NO! It wasn’t to be because in addition to a pile of work that demanded my attention and creative efforts before a wickedly demanding work week officially begins, I learned that the neighbor’s shindig was nothing less than a three-year-old’s birthday party complete with sugar-crazed screaming toddlers, chirpy moms and dads loudly comparing notes on the joys of seeing their little ones grow up and a bouncy inflatable castle with a mini-generator to keep it inflated.
My peaceful backyard haven, my escape from reality wasn’t going to happen. Instead I slogged through the writing projects that needed attention amid the noisy backrop brought on by a pack of mini partiers while my uterus continued to torture me and the demon on my shoulder reminded me throughout the day that the joyful development next door would have been mine had the last of my IVF treatments worked three years ago. I’m really hoping that tonight brings some much needed mental and physical rest…
March 19, 2007 10:51 am
I’m glad my post helped. It’s amazing how people I haven’t even met in real life are the ones who understand and are able to give me the support and encouragement I need.
March 19, 2007 1:01 pm
Horrible cramps while dealing with infertility are the worst. And it is really remarkable how often cramps coincide with a child-centered event. Probably one of the worst days of our infertility was the time my period started a few hours before a friend’s baby shower.
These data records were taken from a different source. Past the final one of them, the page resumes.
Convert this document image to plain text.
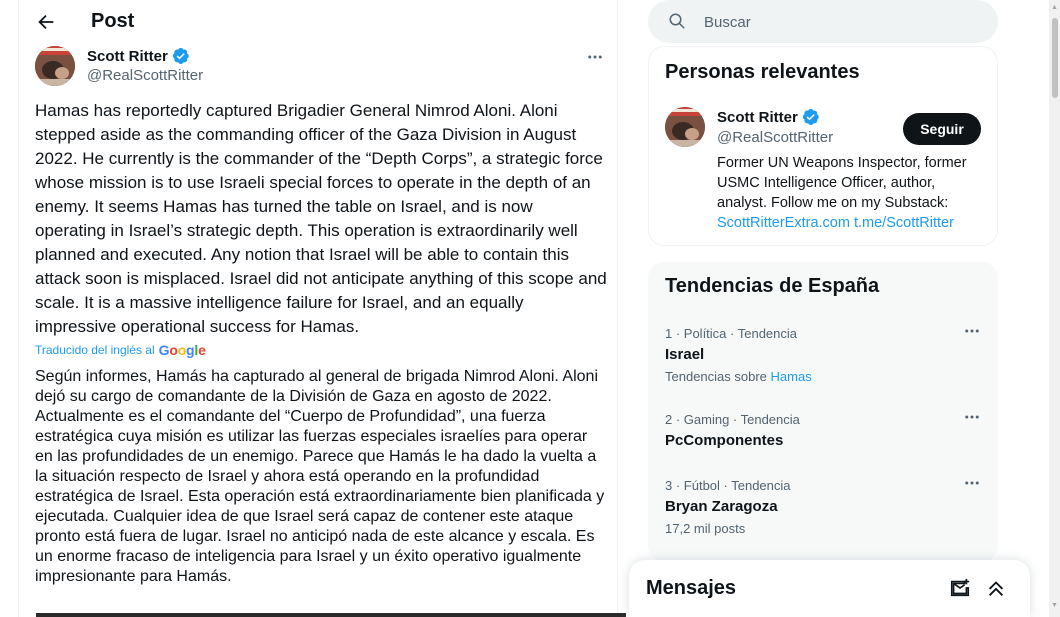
Post
Scott Ritter
@RealScottRitter
Hamas has reportedly captured Brigadier General Nimrod Aloni. Aloni stepped aside as the commanding officer of the Gaza Division in August 2022. He currently is the commander of the “Depth Corps”, a strategic force whose mission is to use Israeli special forces to operate in the depth of an enemy. It seems Hamas has turned the table on Israel, and is now operating in Israel’s strategic depth. This operation is extraordinarily well planned and executed. Any notion that Israel will be able to contain this attack soon is misplaced. Israel did not anticipate anything of this scope and scale. It is a massive intelligence failure for Israel, and an equally impressive operational success for Hamas.
Traducido del inglés al Google
Según informes, Hamás ha capturado al general de brigada Nimrod Aloni. Aloni dejó su cargo de comandante de la División de Gaza en agosto de 2022. Actualmente es el comandante del “Cuerpo de Profundidad”, una fuerza estratégica cuya misión es utilizar las fuerzas especiales israelíes para operar en las profundidades de un enemigo. Parece que Hamás le ha dado la vuelta a la situación respecto de Israel y ahora está operando en la profundidad estratégica de Israel. Esta operación está extraordinariamente bien planificada y ejecutada. Cualquier idea de que Israel será capaz de contener este ataque pronto está fuera de lugar. Israel no anticipó nada de este alcance y escala. Es un enorme fracaso de inteligencia para Israel y un éxito operativo igualmente impresionante para Hamás.
Buscar
Personas relevantes
Scott Ritter
@RealScottRitter	Seguir
Former UN Weapons Inspector, former USMC Intelligence Officer, author, analyst. Follow me on my Substack: ScottRitterExtra.com t.me/ScottRitter
Tendencias de España
1 · Política · Tendencia
Israel
Tendencias sobre Hamas
2 · Gaming · Tendencia
PcComponentes
3 · Fútbol · Tendencia
Bryan Zaragoza
17,2 mil posts
Mensajes
▲
▼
I hope you are feeling better today. ((hugs))
March 19, 2007 7:53 pm
http://tertia.typepad.com/so_close/2004/05/how_to_be_good_.html
found this today. It’s advice on how to be a friend to an infertile. Kinda funny but so true.
Couple weeks ago, I tagged along with my husband on a business trip. We talked about infertility a bit, opened up to each other. Then we went to IHOP for breakfast, and of course, babies everywhere. One right next to us just staring at us in that boldfaced curious way that babies have. Later, we decided to go to a comedy club, we needed some laughs right? Well, there were 6 people there, the lead comedian asks the small crowd who was married. Guess what the next question was? And since he was looking right at me, I just said no and hoped he didn’t pursue the matter further. I really wanted to say, no, we don’t have kids, we’re infertile, go ahead and make a joke about that! Next trip we take will be to all all adults resort. I need a freaking break.
March 20, 2007 2:20 pm
A: Thanks very much for providing the link to How to be a friend to an Infertile. The author totally nailed it. And I hear you on wanting to be somewhere else sometimes…
March 20, 2007 2:41 am
Oh, PJ, I hope you’re feeling better today. I just want to come give you a hug.